その対策として日本人に合う味の開発を行った。イタリヤや米国ではチーズは安いのだが日本は高い。その柔らかな触感からヒントを得て、日本で安くて好まれる豆腐を使い、ドレッシングを中華風にしたサラダを考案した。その結果このメニューが一番人気となり、2200円だった売価を590円にしたが、20倍の売上となり、利益も出るようになった。また、居酒屋からヒントを得て、座ったら飲み物と同時に出るような日本でいう突き出し風の低価格のメニューも考えた。

更にサービス面でも色々工夫を凝らした。ナイフ、フォークをバスケットに入れテーブルに置くだけでなくお箸をつけた。そして、ピザなどを出すときに大きな業務用のトマト缶をテーブルの上に2つ置きその上に木の皿に置いた大型のピザを置いたりして、他のテーブルに座った客が思わず追加注文したくなるような工夫を凝らした。従業員はアルバイトが中心だが、時間と働ける曜日を3ヶ月単位で決めるなど固定客の確保を心がけた。

内部固めと同時に外に対するアピールを向上させた。元々やや暗い落ち着いた店の雰囲気で何屋かわかりにくい、値段が高そうと言うイメージがあったので、外に目立つように大きなトマトの看板とメニューコルトンを出し、気楽に入れるようにした。
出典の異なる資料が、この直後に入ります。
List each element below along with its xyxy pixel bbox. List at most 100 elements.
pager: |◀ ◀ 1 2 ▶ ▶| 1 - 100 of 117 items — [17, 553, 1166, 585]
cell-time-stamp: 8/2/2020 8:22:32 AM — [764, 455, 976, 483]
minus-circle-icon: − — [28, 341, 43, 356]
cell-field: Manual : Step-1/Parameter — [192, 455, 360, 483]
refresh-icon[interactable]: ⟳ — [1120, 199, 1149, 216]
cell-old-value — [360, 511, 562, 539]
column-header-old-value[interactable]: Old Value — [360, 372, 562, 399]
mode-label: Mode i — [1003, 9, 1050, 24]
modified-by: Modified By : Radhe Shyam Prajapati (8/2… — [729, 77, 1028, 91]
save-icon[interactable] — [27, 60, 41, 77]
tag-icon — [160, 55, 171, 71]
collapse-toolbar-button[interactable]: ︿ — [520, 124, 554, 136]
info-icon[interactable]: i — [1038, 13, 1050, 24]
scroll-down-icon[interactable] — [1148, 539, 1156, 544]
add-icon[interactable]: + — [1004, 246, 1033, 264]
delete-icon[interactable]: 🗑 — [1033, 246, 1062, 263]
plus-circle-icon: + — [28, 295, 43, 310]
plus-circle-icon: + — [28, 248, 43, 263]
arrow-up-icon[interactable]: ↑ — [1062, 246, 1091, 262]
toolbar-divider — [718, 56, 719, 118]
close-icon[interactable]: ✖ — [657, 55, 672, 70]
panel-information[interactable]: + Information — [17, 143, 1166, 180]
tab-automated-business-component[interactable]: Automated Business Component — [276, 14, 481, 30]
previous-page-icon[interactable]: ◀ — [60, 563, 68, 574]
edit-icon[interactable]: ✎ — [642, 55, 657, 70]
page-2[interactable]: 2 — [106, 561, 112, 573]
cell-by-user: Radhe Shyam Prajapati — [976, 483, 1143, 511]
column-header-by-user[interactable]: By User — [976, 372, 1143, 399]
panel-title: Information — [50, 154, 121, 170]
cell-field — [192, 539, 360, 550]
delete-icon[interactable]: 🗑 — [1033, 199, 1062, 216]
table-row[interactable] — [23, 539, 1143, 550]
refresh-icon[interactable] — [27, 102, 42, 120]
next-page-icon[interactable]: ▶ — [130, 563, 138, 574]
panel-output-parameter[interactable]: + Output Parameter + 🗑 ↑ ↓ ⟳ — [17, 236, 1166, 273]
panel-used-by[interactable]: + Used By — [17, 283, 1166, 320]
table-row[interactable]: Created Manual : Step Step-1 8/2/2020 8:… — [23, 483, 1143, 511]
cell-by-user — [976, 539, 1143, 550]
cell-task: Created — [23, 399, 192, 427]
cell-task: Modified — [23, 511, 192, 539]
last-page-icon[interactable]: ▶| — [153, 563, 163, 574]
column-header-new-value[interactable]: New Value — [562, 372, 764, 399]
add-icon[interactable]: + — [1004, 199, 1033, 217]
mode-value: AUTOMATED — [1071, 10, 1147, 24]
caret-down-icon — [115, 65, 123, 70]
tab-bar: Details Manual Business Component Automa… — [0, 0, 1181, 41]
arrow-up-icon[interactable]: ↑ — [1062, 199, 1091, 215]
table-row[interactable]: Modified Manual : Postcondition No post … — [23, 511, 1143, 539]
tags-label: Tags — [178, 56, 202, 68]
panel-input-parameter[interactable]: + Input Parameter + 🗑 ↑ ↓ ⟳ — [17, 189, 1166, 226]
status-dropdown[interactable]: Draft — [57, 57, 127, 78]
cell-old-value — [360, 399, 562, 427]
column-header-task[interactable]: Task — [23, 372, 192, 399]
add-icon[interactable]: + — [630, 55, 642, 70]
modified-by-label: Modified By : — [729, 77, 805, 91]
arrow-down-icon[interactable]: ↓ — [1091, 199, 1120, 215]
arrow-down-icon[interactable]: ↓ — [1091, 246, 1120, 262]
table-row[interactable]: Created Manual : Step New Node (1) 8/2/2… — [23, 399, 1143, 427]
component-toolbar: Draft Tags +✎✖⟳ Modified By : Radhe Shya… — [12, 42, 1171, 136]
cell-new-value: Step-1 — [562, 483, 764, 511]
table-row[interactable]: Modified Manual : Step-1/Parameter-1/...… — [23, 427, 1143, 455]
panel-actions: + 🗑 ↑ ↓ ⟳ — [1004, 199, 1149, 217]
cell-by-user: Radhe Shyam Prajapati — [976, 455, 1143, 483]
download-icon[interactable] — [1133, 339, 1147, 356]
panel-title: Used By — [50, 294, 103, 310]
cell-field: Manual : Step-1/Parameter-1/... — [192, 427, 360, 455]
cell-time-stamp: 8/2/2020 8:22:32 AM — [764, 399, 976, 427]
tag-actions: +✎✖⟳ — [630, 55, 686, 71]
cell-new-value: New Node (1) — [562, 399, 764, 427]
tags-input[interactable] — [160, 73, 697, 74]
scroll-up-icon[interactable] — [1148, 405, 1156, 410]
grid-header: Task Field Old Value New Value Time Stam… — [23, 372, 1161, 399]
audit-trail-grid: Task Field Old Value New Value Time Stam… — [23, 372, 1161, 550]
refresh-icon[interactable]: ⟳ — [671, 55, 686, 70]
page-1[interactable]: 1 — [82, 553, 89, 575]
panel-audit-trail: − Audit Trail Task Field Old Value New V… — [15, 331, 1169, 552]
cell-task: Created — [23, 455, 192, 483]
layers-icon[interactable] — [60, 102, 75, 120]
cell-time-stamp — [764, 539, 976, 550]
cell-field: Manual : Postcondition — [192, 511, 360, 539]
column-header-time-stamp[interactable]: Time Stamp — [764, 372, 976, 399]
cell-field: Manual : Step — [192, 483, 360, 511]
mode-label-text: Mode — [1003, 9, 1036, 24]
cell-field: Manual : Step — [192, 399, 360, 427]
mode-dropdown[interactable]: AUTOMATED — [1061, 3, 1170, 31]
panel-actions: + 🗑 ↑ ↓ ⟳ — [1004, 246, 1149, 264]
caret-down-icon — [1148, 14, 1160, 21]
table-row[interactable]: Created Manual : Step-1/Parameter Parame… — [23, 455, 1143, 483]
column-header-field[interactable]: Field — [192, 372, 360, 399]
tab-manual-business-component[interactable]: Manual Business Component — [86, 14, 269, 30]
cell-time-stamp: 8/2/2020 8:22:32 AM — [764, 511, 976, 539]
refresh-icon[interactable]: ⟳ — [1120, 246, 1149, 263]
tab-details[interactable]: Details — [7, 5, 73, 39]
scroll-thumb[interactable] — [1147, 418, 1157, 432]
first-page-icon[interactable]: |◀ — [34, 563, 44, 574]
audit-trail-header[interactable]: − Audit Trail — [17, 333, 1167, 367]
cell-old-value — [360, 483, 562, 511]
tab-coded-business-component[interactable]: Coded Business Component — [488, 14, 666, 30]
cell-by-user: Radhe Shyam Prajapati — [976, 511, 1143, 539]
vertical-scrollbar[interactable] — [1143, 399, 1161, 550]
その結果オープン後は低迷し、1900万円まで売り上げが落ちたものを、月商3000万円を超えるまでに回復させ繁忙月には4000万円を売るほどの大繁盛店に仕上げた。

女性向けの居酒屋であり、客単価2500円、75%が女性客だ。そして居酒屋と同じく10名以上のパーティーのニーズが高い。イタリアンをよく考えたら、大盛りのスパゲッティ、大きなピザ、ざっくり盛り合わせたアンティパス等,みんなでわいわいがやがや突っつき合う日本の居酒屋と同じではないか。これがこれからの繁盛の秘訣だろう。

4)これからの方向
イタリアンが成功している一番のポイントはカジュアルでファッショナブルということで女性に人気があるという事だろう。特に女性を意識した居酒屋というのは大変わかりやすいコンセプトだ。

料理として大事なのは求めやすいグラスワイン,たっぷりとした量のピザとスパゲティ,サラダだ。女性客だから味付けだけでなく、盛りつけの綺麗さや意外性が大事だ。そして決定打はデザートだ。どんなに美味しい料理を出してもデザートがまずいと2度ときてくれない。デザートは決して手を抜いてはいけないと言うことだ。最後は店の雰囲気とデザインだ。トレンディーな店の雰囲気の中でフランクなサービスをきっちりと提供できたら成功間違いない。イタリアンも多すぎてこれから差別化の時代が始まる。自分の店の位置づけをどう置くか明確に取り組む必要が出てくるだろう。